Pourtant, elles existent, même si les représentants de la laïque inquisition insistent auprès de l’infidèle pour qu’il confesse son erreur et remette sa raison en marche au lieu de l’enfouir sous un amas de scories issues de sa sensibilité et de ses croyances émanant, comment pourrait-il en être autrement, de son insécurité et de ses peurs ataviques.

Qu’importe pour le moment la nature et la réalité de ces pensées et autres grigris du même ordre qui ont, de toute évidence, une existence au moins imaginaire; autrement, on ne pourrait même pas en parler. Disons donc une existence de langage. Ce qui, la chose est bien connue dans les milieux de la grande recherche, ne signifie rien d’autre que la reconnaissance du fait que quelqu’un, quelque part, du fond de son imagination surchauffée, obéissant, quasi malgré lui, à des pulsions secrètes, a été conduit à écrire telle ou telle phrase qui s’avère différente des phrases anonymes que chacun prononce au gré des circonstances, et de celles utilisées par le savant pour rendre compte de ses recherches.

Ce lieu particulier engendré à partir d’on ne sait quoi ou qui, ni pourquoi ni pour qui, on le dénomme imaginaire. Mais il existe. D’une existence particulière mais, de toute évidence, repérable au moins par les sons qui le manifestent, lorsque nous nous situons en littérature. Et c’est quand même particulier qu’une chose puisse exister sous le mode d’une existence imaginaire et que cette chose soit déclarée fumeuse, évanescente et considérée comme ne pouvant provoquer aucune résonnance dans la conscience et la sensibilité de celui qui la reçoit. Il existe une création se manifestant dans une certaine forme, mais cette forme est déclarée vide, en attente d’un savant lecteur pour la rendre parlante en la soumettant à l’analyse.

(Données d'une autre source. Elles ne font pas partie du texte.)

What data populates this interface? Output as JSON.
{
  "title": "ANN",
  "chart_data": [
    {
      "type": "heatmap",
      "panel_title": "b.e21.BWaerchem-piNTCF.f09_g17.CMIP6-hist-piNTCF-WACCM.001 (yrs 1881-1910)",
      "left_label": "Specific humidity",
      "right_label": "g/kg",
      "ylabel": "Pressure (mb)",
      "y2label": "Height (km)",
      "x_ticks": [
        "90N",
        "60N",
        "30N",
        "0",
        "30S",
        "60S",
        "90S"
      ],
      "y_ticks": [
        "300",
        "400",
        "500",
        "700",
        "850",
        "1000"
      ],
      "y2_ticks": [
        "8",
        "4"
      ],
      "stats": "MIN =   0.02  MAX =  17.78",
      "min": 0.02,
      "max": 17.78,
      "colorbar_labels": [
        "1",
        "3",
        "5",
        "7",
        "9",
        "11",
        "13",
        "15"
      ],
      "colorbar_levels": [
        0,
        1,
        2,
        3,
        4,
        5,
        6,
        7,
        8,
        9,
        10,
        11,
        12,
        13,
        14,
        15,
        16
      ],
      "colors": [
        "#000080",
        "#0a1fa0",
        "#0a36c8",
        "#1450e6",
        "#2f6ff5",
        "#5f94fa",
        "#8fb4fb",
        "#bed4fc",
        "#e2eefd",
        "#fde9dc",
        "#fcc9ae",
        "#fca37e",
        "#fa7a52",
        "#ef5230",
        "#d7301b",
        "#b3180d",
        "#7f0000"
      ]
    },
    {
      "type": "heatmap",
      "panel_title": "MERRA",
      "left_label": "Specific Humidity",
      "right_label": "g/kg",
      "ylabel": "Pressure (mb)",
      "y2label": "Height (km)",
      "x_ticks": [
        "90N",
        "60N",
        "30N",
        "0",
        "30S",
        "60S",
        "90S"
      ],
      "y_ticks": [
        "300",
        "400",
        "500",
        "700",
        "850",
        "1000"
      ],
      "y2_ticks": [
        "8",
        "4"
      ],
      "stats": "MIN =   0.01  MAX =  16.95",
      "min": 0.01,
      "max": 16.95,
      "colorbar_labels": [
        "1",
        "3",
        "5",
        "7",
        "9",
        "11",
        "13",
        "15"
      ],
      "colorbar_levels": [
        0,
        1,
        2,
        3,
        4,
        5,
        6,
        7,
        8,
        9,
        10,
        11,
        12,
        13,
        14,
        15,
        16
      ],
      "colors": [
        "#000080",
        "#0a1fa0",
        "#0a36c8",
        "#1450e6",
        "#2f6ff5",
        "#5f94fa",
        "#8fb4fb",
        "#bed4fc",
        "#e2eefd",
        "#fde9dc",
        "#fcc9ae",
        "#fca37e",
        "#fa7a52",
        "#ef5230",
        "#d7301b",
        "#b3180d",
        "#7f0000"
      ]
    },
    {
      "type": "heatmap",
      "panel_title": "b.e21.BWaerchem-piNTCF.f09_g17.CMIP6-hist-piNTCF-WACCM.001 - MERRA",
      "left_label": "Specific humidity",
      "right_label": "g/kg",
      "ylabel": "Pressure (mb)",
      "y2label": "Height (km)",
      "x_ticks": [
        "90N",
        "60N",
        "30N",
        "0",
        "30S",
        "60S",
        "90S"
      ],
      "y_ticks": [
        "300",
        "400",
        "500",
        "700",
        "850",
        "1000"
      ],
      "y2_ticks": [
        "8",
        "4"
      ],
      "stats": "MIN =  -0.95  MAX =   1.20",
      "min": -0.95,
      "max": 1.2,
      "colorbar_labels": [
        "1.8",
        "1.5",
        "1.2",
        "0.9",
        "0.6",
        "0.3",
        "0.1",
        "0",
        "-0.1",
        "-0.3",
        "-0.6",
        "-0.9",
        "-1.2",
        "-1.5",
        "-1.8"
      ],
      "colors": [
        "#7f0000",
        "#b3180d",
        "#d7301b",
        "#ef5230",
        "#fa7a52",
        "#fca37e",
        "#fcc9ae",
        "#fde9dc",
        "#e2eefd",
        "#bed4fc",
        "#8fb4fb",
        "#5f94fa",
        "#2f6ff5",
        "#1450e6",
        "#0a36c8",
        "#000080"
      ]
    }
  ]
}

Tous ceux qui partagent ce point de vue doivent s’arrêter ici. Au-delà de cette limite, votre ticket n’est plus valable. ((Romain Gary (1975), Au-delà de cette limite votre ticket n’est plus valable, Paris, Gallimard (Folio).))  À partir d’ici, en effet, nous entrons dans un monde interdit qu’aucun savant n’a encore investigué parce qu’il s’agit d’un monde constitué de réalités dynamiques, mouvantes, que la conscience ne peut fixer sans les faire instantanément disparaître. Ces réalités ne livrent leurs secrets que dans le mouvement de création lui-même qu’on ne peut connaître qu’en en faisant l’expérience à laquelle on n’accède pas aussi facilement que cela peut le sembler à première vue. Rares sont ceux qui tombent dans la potion magique dès leur naissance. Chez la plupart, cette baignade dans les eaux originaires s’effectue grâce à une initiation qui rend celui qui s’y soumet plus apte à voir, entendre, toucher même, des réalités dont il ne soupçonne autrement que très vaguement l’existence. Lorsqu’on est en littérature comme art, cette appropriation du mouvement propre à la création peut s’effectuer de deux façons : par la recréation d’œuvres déjà existantes ou par la création d’œuvres inédites et originales.

Ce monde autre, la science ne peut ni ne veut en tenir compte parce qu’il se situe en dehors de ses prises directes. Rares sont ceux, en ces temps de super rationalisation, qui osent reconnaître l’existence d’une autre voie (et d’une autre voix) que celle de la raison. Plus rares encore sont ceux qui acceptent d’emprunter cette voie, de se laisser enseigner par la voix qui parle dans les textes littéraires. La plupart des intellectuels tentent plutôt d’imposer au texte leur interprétation concoctée à partir d’une grille d’analyse et refusent, pour des raisons idéologiques, de se laisser enseigner par le texte lui-même, en suivant les mots et le rythme dans lequel ces mots se présentent pour laisser le texte interférer avec leur sensibilité dans laquelle toute parole concrète s’enracine et se nourrit. Ce qui donnerait lieu à un texte de recréation de l’ordre de l’appropriation personnelle et sensible du texte se manifestant par un autre texte qui devient commentaire plutôt qu’interprétation.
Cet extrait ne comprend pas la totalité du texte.